As PAOs, we should either be helping our boss and the members of our organization prepare to talk or talking ourselves.
Preparation is key; normally, it is the audience who prepares to hear the speaker, they read bios and do some googling, maybe check the recent tweets of the speaker.
Last week we had a journalist-guest speaker. I learned a lot from her – not from what she said about journalism; I learned a lot from what she did to prepare.
We Were People: To prepare to talk with us, she read all of our bios. There was probably about 20 of us. When we introduced ourselves it was like we were meeting her for the second time. “Hi Dave, really good to meet you. I look forward to hearing about your time in Afghanistan. You’ve done some cool things,” she said.
Stories: Instead of giving us information; she told us stories that seemed to be tailor-made for us. We write enough about telling stories on MaxDis, suffice to say, if you’re not telling engaging stories, you’re putting your audience to sleep.
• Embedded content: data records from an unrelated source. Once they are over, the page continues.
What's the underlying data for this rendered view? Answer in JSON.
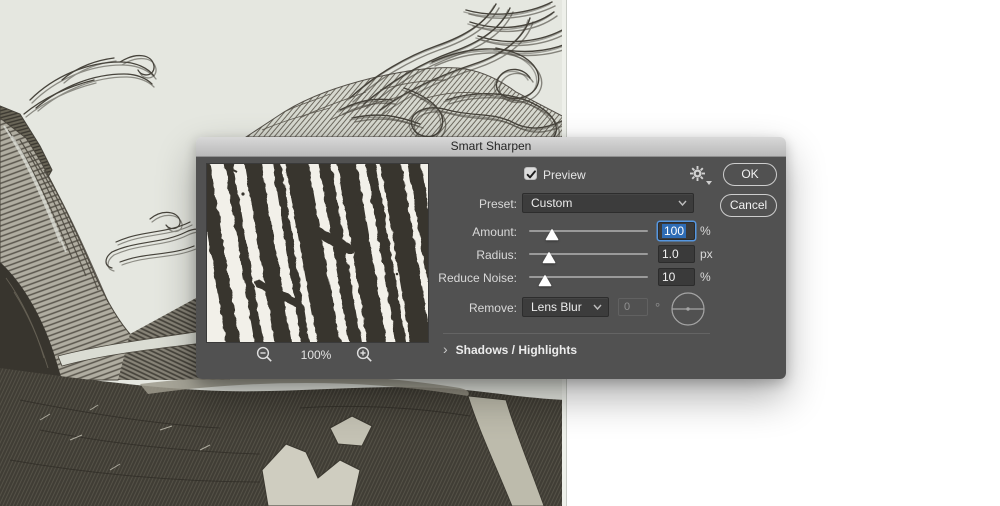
{
  "window": {
    "title": "Smart Sharpen"
  },
  "buttons": {
    "ok": "OK",
    "cancel": "Cancel"
  },
  "preview_panel": {
    "zoom_level": "100%"
  },
  "controls": {
    "preview_checkbox": {
      "label": "Preview",
      "checked": true
    },
    "preset": {
      "label": "Preset:",
      "value": "Custom"
    },
    "amount": {
      "label": "Amount:",
      "value": "100",
      "unit": "%",
      "selected": true
    },
    "radius": {
      "label": "Radius:",
      "value": "1.0",
      "unit": "px"
    },
    "reduce_noise": {
      "label": "Reduce Noise:",
      "value": "10",
      "unit": "%"
    },
    "remove": {
      "label": "Remove:",
      "value": "Lens Blur",
      "angle_value": "0",
      "angle_unit": "°",
      "angle_enabled": false
    },
    "shadows_highlights": {
      "chevron": "›",
      "label": "Shadows / Highlights",
      "expanded": false
    }
  },
  "icons": {
    "settings": "gear",
    "zoom_out": "magnifier-minus",
    "zoom_in": "magnifier-plus",
    "preset_dropdown": "chevron-down",
    "remove_dropdown": "chevron-down",
    "disclosure": "chevron-right",
    "angle_dial": "dial"
  },
  "colors": {
    "dialog_bg": "#515151",
    "titlebar_top": "#d8d8d8",
    "titlebar_bottom": "#b9b9b9",
    "selection_blue": "#2e6cb5",
    "focus_ring": "#5596e0",
    "paper": "#e5e7e0",
    "ink": "#4a463d",
    "canvas_right": "#ffffff"
  }
}
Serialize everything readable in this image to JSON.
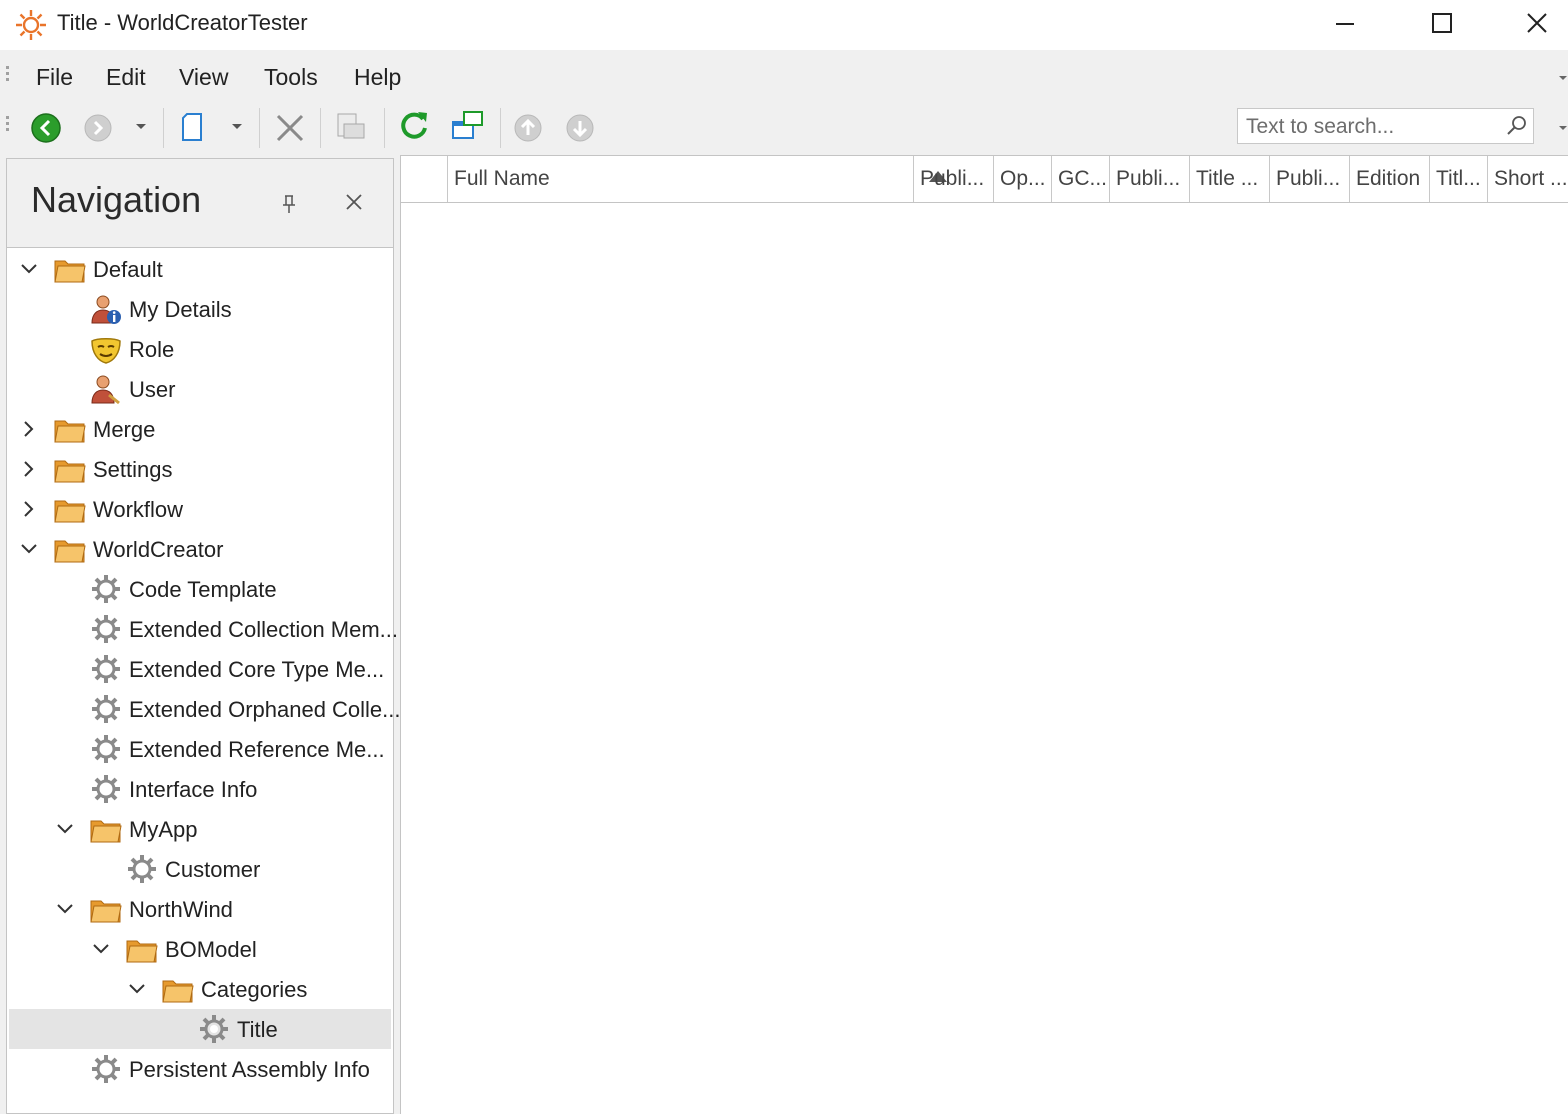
{
  "window": {
    "title": "Title - WorldCreatorTester"
  },
  "menu": [
    "File",
    "Edit",
    "View",
    "Tools",
    "Help"
  ],
  "search": {
    "placeholder": "Text to search..."
  },
  "navigation": {
    "title": "Navigation",
    "items": [
      {
        "label": "Default",
        "icon": "folder-icon",
        "expander": "expanded"
      },
      {
        "label": "My Details",
        "icon": "user-info-icon",
        "expander": "none"
      },
      {
        "label": "Role",
        "icon": "role-mask-icon",
        "expander": "none"
      },
      {
        "label": "User",
        "icon": "user-icon",
        "expander": "none"
      },
      {
        "label": "Merge",
        "icon": "folder-icon",
        "expander": "collapsed"
      },
      {
        "label": "Settings",
        "icon": "folder-icon",
        "expander": "collapsed"
      },
      {
        "label": "Workflow",
        "icon": "folder-icon",
        "expander": "collapsed"
      },
      {
        "label": "WorldCreator",
        "icon": "folder-icon",
        "expander": "expanded"
      },
      {
        "label": "Code Template",
        "icon": "gear-icon",
        "expander": "none"
      },
      {
        "label": "Extended Collection Mem...",
        "icon": "gear-icon",
        "expander": "none"
      },
      {
        "label": "Extended Core Type Me...",
        "icon": "gear-icon",
        "expander": "none"
      },
      {
        "label": "Extended Orphaned Colle...",
        "icon": "gear-icon",
        "expander": "none"
      },
      {
        "label": "Extended Reference Me...",
        "icon": "gear-icon",
        "expander": "none"
      },
      {
        "label": "Interface Info",
        "icon": "gear-icon",
        "expander": "none"
      },
      {
        "label": "MyApp",
        "icon": "folder-icon",
        "expander": "expanded"
      },
      {
        "label": "Customer",
        "icon": "gear-icon",
        "expander": "none"
      },
      {
        "label": "NorthWind",
        "icon": "folder-icon",
        "expander": "expanded"
      },
      {
        "label": "BOModel",
        "icon": "folder-icon",
        "expander": "expanded"
      },
      {
        "label": "Categories",
        "icon": "folder-icon",
        "expander": "expanded"
      },
      {
        "label": "Title",
        "icon": "gear-icon",
        "expander": "none",
        "selected": true
      },
      {
        "label": "Persistent Assembly Info",
        "icon": "gear-icon",
        "expander": "none"
      }
    ]
  },
  "grid": {
    "columns": [
      "Full Name",
      "Publi...",
      "Op...",
      "GC...",
      "Publi...",
      "Title ...",
      "Publi...",
      "Edition",
      "Titl...",
      "Short ..."
    ],
    "sorted_column": "Full Name",
    "sort_direction": "ascending"
  },
  "colors": {
    "folder": "#f0b65a",
    "refresh": "#1e9a2a",
    "back": "#2b9d2b",
    "selection": "#e4e4e4"
  }
}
Audience Inclusion: Because she knew us, she planned her talk based on the audience. When she was talking about news deserts, she asked the girl from Salisbury about her local paper (which she was clearly prepared to talk about). She called out the kid who is running a tech startup when she was talking about technology and audience engagement.
I spend a decent amount of time planning what we are going to say. After this, I decided to spend more time thinking about WHO we are saying it to.